Wildfire Susceptibility in Italy: High-Resolution Mapping for Power Grid Resilience

The increasing number of wildfires in Italy presents a growing challenge for environmental protection and infrastructure resilience. Among the most vulnerable assets is the high-voltage transmission network: during wildfire events, in fact, overhead lines must often be preemptively deactivated to facilitate aerial and ground-based firefighting and to preserve infrastructure integrity and grid stability. This necessity creates a critical conflict between emergency response requirements and the continuity of electricity supply.

While anthropogenic activities and human negligence remain the primary drivers of ignition, the meteorological conditions leading to fire spread have worsened in recent years due to persistent summer heatwaves and prolonged droughts. To monitor and predict wildfire danger, various meteorological indices have been developed, most notably the Canadian Fire Weather Index (FWI). However, while these indices are essential for daily operational monitoring, they are inherently limited by not considering fuel availability and terrain characteristics. Consequently, high FWI values may be recorded in areas with no combustible biomass, such as urban areas, highlighting the limits of purely weather-based fire danger assessments.

To improve fire danger characterization, a susceptibility map was developed on a 100-meter resolution grid covering the entire Italian territory. To achieve this, a random forest model was trained on non-meteorological, high-resolution data using a balanced dataset constructed from areas burned between 2010 and 2023, and an equal number of randomly sampled non-fire locations. These features included land use, topography (elevation, slope, and aspect), latitude, and proximity to critical infrastructure (roads and power lines). The model demonstrated high predictive performance, achieving an accuracy of 0.95 on a 30% hold-out test sample; feature importance analysis revealed that latitude, elevation, and land-use class are the primary drivers of fire susceptibility. Finally, the model has been applied across the entire Italian Peninsula, yielding a high-resolution map of burning probability for each grid cell.

To evaluate its operational effectiveness, the susceptibility map was validated against two case studies where wildfires directly caused the deactivation of critical power lines. The results demonstrate that the map significantly refines the spatial accuracy of coarser meteorological alerts based solely on the FWI. By integrating fuel and topographic data with weather-based indices, the model successfully narrows the focus to specific high-risk segments of the grid, thereby reducing 'false alarm' areas and providing a more targeted decision-support tool for transmission system operators.
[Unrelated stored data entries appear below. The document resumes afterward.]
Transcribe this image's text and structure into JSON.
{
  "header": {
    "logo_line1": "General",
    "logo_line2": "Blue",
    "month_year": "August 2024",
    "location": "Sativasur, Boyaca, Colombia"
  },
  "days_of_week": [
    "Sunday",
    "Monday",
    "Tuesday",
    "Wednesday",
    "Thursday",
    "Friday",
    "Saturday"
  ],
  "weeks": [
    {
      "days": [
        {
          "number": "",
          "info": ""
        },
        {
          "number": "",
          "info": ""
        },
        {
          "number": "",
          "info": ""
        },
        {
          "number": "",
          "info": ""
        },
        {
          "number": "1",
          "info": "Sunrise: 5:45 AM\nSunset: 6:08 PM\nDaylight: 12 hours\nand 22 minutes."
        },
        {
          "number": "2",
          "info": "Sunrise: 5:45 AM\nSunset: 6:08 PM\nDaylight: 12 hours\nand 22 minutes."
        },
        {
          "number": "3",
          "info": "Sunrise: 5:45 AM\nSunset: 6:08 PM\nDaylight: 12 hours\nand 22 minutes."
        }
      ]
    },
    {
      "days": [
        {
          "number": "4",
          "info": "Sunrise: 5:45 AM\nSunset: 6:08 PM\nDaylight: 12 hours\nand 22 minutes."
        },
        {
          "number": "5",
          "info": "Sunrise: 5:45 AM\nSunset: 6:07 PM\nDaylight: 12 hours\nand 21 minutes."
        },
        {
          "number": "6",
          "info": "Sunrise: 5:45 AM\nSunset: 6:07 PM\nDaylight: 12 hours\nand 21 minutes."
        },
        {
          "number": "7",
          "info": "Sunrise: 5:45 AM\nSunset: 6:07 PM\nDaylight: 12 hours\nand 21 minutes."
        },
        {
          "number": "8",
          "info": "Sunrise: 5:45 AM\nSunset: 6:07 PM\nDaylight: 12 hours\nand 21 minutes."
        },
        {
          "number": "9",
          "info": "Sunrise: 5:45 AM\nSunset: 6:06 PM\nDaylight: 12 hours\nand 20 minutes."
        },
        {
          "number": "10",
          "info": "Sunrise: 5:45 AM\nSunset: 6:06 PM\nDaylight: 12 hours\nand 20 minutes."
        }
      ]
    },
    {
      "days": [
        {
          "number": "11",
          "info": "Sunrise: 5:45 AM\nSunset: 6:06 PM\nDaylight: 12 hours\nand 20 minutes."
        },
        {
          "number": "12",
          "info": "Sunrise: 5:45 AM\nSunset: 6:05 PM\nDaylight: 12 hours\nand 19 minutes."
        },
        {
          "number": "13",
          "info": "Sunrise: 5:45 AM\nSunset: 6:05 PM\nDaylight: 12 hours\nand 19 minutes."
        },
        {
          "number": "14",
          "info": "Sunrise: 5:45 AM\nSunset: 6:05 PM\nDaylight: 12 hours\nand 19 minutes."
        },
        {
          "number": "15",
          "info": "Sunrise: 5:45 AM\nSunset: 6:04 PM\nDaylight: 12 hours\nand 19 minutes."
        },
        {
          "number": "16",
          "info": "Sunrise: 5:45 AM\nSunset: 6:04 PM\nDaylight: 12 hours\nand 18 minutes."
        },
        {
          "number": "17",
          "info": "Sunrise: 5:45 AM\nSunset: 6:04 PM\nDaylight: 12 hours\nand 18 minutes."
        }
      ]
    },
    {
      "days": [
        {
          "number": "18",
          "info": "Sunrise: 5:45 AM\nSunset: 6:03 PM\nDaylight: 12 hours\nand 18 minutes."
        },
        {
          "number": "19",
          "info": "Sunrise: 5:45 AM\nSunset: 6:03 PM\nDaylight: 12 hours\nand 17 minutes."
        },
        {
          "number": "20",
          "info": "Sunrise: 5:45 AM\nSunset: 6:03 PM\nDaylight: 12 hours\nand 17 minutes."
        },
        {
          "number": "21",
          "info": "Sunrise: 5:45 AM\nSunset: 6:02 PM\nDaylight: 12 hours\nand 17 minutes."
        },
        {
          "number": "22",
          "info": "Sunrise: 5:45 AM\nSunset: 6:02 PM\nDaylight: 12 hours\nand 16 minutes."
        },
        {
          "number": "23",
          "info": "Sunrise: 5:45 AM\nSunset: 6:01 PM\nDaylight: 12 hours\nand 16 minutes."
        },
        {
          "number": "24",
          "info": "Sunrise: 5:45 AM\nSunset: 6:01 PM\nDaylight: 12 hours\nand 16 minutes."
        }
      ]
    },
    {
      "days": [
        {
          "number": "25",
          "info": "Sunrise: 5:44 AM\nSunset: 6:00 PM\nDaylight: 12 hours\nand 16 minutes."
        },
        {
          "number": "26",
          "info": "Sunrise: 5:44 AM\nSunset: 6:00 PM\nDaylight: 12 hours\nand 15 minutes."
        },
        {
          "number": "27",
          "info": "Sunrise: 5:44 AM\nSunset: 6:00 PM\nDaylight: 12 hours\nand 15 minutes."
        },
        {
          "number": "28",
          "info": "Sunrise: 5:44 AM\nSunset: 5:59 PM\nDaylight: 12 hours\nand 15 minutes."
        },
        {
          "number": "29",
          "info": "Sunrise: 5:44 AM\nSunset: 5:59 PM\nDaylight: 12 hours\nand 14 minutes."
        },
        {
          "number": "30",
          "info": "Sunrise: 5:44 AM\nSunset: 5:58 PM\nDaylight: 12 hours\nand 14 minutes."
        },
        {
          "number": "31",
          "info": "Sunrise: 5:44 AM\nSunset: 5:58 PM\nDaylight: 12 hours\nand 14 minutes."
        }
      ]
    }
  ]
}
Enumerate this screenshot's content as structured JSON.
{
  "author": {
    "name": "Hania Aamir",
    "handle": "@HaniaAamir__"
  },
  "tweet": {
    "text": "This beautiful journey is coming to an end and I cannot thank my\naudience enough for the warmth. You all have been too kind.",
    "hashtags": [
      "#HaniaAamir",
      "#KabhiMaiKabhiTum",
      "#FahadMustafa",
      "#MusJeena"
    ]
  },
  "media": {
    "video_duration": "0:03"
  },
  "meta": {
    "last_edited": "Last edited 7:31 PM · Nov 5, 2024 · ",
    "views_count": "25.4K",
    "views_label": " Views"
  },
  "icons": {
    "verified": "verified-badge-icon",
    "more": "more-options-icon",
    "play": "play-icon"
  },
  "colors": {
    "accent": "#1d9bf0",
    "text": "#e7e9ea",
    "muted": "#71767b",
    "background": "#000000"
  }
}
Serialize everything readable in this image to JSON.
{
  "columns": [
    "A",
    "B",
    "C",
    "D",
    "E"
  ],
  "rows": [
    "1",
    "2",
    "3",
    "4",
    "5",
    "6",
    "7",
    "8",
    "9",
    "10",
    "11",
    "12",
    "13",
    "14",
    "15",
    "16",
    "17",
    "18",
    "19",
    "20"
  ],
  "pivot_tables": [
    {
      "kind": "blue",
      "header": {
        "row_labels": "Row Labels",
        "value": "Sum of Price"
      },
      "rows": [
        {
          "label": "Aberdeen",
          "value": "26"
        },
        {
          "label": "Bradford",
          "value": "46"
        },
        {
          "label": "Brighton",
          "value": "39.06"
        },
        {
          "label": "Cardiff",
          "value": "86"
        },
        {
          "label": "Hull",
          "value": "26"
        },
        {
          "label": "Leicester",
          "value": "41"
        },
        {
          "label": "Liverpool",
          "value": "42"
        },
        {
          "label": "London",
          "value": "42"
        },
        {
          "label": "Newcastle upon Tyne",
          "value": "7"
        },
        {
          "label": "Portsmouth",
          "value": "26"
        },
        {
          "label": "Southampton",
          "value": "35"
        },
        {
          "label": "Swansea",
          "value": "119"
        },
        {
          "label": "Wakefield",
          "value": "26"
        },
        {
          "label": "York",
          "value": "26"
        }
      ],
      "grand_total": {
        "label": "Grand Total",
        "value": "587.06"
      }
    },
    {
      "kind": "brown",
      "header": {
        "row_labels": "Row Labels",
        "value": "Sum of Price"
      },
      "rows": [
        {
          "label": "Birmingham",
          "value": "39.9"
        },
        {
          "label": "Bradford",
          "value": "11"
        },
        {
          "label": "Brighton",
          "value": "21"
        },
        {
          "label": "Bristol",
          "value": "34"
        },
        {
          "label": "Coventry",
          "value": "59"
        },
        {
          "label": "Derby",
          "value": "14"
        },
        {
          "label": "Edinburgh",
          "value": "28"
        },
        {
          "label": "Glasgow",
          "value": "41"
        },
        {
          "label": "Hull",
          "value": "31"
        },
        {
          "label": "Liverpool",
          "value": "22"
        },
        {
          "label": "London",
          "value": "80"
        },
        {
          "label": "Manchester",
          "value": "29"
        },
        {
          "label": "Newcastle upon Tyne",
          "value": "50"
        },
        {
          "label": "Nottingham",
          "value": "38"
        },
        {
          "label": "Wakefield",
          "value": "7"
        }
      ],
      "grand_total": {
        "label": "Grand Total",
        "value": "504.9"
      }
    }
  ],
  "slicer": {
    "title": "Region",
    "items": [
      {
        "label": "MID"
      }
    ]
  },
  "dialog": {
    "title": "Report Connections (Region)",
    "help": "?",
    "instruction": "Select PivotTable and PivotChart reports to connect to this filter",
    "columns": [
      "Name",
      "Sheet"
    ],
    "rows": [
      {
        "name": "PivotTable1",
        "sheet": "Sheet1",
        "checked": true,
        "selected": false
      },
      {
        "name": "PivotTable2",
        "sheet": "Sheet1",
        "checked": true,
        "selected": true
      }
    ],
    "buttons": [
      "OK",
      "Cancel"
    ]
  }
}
This susceptibility map provides an important foundation for a comprehensive wildfire alert system, bridging the gap between broad meteorological forecasts and local-scale infrastructure needs. By refining established weather indices with high-resolution environmental and topographic data, the model allows for a level of situational awareness compatible with the needs of power grid operators within the growing challenges of Mediterranean climate.